To better account for such advances in technology, the Department of Communications and the Australian Communications and Media Authority (ACMA) have launched a review of the regulatory framework for spectrum. The current framework was established in 1992 under the Radiocommunications (RadComms) Act and last reviewed by the Productivity Commission in 2002.
The success of drone technology will depend on support from regulators including the ACMA, said Mark Xavier, managing director of robotics manufacturer, V-TOL Aerospace.
Unmanned aerial vehicles (UAVs) require 4G wireless connections to transfer large amounts of data collected by their sensors, including information on weather and the climate, as well as HD video and still images, he said.
Such applications require a great amount of wireless bandwidth, he said. “There’s going to be a need for a lot of information being passed around.”
Xavier highlighted drones’ applications for public safety in particular. As one example, he said a UAV equipped with shark repellents and a flotation ring could help save lives off the coast.

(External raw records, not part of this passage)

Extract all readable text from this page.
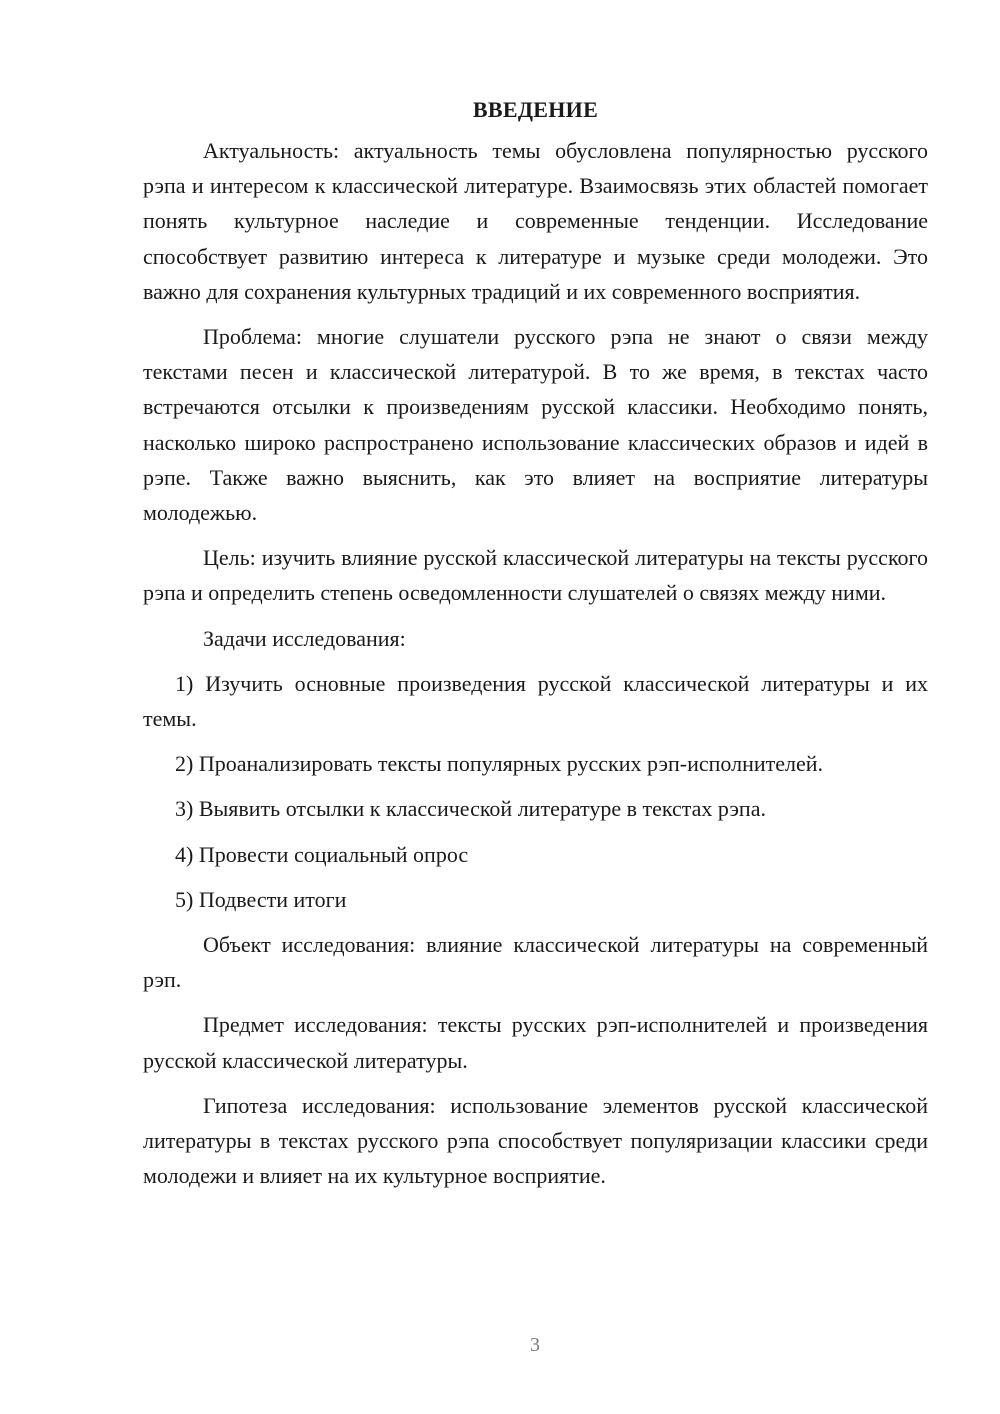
ВВЕДЕНИЕ

Актуальность: актуальность темы обусловлена популярностью русского рэпа и интересом к классической литературе. Взаимосвязь этих областей помогает понять культурное наследие и современные тенденции. Исследование способствует развитию интереса к литературе и музыке среди молодежи. Это важно для сохранения культурных традиций и их современного восприятия.

Проблема: многие слушатели русского рэпа не знают о связи между текстами песен и классической литературой. В то же время, в текстах часто встречаются отсылки к произведениям русской классики. Необходимо понять, насколько широко распространено использование классических образов и идей в рэпе. Также важно выяснить, как это влияет на восприятие литературы молодежью.

Цель: изучить влияние русской классической литературы на тексты русского рэпа и определить степень осведомленности слушателей о связях между ними.

Задачи исследования:

1) Изучить основные произведения русской классической литературы и их темы.

2) Проанализировать тексты популярных русских рэп-исполнителей.

3) Выявить отсылки к классической литературе в текстах рэпа.

4) Провести социальный опрос

5) Подвести итоги

Объект исследования: влияние классической литературы на современный рэп.

Предмет исследования: тексты русских рэп-исполнителей и произведения русской классической литературы.

Гипотеза исследования: использование элементов русской классической литературы в текстах русского рэпа способствует популяризации классики среди молодежи и влияет на их культурное восприятие.

3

Spectrum also fuels key sensors, weapons and communications at the Department of Defence, said Captain Paul Scott, director of ICT Capability Coordination for the Department of Defence.
“Spectrum requirements are growing,” he said.
For example, the new F-35 Lightning II Joint Strike Fighter is an aircraft with advanced electronic warfare capabilities, electronic radar and advanced communications that rely on high-bandwidth wireless, Scott said. Spectrum will also be critical as Defence increases its use of UAVs, he said.
The mining industry is also making greater use of high-bandwidth wireless in the field, said Alan Seary, a principal in Rio Tinto’s CIO office.
Rio Tinto has built a 4G LTE network for its West Angeles mine, located in the Pilbara region in Western Australia. The company has increased the reliability and resiliency of the network and enabled machine-to-machine (M2M), mobility and analytics applications, Seary said.
Some of the high-bandwidth applications supported by the LTE network include CCTV, telemetry and autonomous drills that can stream video back to a remote operator, he said.
Rio Tinto is looking to add more 4G applications to solve key challenges including in-put proximity detection, collision detection and tracking of personnel and assets, he said. The mining company also seeks to deploy push-to-talk services over LTE, he said.
Earlier in the day, Communications Minister Malcolm Turnbull and ACMA Chairman Chris Chapman each stressed the importance of modernising spectrum policy.
“We see Minister Turnbull’s current review as an essential, once-in-a-generation opportunity to ensure we have the necessary, fit-for-purpose toolkits and frameworks to continue Australia’s pre-eminence in spectrum utilisation and management,” Chapman said.